In chapter 6 of our textbook, YA librarian Violeta Garza is asked whether or not she finds it difficult to work with teens who are different from her, concerning everything from ethnicity, to size, to language. As a children’s librarian trainee working at a library that is known for its diverse population, I was very curious to read Garza’s response.
The East Meadow Public Library is huge, and therefore diverse. We have patrons from all different ethnicities and lifestyles. In the children’s room, I see many different families. Many of the children have parents whose first language is not English. We also see many patrons with special needs who come in, which presents an entirely different challenge. Our policy is, of course, to serve everyone equally. Every family is permitted to sign their children up for any of our programs and we’re expected to provide assistance to everyone who asks for it, regardless of any differences we may have. During the holiday season, the children’s room decorations and programs are “winter” themed. We do not pick any one holiday to recognize, so that no one feels left out.

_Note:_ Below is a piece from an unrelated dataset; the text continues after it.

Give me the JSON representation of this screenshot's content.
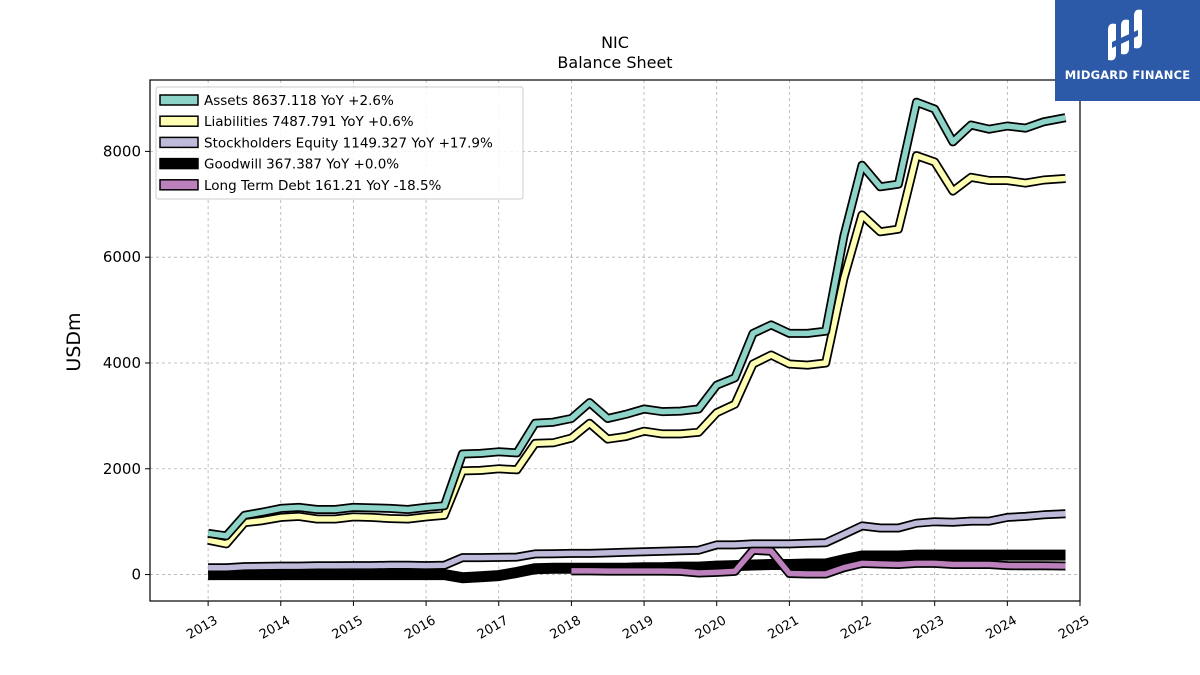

While I haven’t encountered any issues serving such a community, I should note that I haven’t been working at the East Meadow Public Library for very long. The other day, a woman who’d been born in Greece came to me for assistance, and we bonded over our shared culture. My strategy for serving her was no different than any other patron who I didn’t share this similarity with. In the fall, I will be leading a children’s story time program. Since this is a chance to get to know some of the children and their parents more personally, perhaps I will experience difficulties then. With this in mind, I read Garza’s response.

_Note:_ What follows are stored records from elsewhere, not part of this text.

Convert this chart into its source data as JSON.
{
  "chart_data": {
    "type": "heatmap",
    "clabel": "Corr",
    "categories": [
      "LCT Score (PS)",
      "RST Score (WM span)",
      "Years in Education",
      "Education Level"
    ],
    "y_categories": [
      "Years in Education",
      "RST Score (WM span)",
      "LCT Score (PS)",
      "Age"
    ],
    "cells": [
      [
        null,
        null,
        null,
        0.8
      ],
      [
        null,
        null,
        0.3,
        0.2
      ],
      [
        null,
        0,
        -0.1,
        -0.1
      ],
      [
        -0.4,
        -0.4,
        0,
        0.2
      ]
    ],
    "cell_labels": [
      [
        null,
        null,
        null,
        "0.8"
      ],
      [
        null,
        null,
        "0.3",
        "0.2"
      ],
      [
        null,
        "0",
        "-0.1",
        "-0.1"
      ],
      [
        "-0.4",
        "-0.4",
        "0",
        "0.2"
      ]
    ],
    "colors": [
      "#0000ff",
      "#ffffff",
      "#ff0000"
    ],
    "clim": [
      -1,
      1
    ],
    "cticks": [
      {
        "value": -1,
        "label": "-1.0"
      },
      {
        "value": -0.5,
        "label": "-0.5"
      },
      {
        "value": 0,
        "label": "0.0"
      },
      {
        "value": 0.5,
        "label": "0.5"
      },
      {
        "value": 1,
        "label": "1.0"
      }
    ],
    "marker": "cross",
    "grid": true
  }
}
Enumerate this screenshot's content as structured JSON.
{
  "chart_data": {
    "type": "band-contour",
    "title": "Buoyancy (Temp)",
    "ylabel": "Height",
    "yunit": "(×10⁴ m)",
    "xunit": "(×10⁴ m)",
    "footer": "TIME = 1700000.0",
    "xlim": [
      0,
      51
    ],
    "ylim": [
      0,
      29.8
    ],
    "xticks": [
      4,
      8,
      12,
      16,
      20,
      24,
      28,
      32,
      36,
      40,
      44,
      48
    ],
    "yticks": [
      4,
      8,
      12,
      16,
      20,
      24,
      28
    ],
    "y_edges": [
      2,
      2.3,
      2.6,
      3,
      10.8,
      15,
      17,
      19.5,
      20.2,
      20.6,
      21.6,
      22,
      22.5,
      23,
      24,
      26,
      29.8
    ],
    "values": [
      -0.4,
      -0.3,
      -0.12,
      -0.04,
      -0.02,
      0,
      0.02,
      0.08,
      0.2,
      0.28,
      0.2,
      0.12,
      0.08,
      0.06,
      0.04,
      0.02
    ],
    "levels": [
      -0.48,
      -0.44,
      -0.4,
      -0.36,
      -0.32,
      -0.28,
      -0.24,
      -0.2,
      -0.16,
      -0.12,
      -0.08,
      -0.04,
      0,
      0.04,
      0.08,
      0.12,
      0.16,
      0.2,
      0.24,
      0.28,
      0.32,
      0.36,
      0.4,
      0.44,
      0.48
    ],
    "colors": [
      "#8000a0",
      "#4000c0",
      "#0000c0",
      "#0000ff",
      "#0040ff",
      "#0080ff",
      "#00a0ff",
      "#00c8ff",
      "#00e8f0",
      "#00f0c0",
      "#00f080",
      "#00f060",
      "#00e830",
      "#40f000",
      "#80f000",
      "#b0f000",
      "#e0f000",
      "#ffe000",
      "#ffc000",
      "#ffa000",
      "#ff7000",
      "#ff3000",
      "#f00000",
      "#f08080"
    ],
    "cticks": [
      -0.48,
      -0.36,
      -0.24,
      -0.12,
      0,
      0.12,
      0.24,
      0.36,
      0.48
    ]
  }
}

Garza suggests that, no matter who you’re talking to, as a librarian you must always make an effort to understand your patrons. She also reminds readers that it doesn’t matter how different a teen may be from you. Every teen is growing up and just trying to understand the physical and mental changes he or she is going through. YA librarians should make an effort to understand every patron. The teens will appreciate the simple fact that the librarian made an effort to get to know them.
I felt that Garza’s advice was very well thought out and practical. You could tell that she was speaking from personal experience. That being said, I felt that the question stated in italics wasn’t quite addressed. The question is asking her if she finds it difficult to work with teenagers who are different from her, not her advice on how to approach this. Her advice, as previously stated, is useful, but left me wanting to know about her personal experiences with this issue. What are her stories about working with teens who come from different walks of life? Had she ever made a mistake with one of these teens? What has she learned over the years? I thought that information on some of her more personal experiences would’ve added a lot. In the end, I took her advice for what it was, and will keep it in mind as I continue my work at the East Meadow Public Library.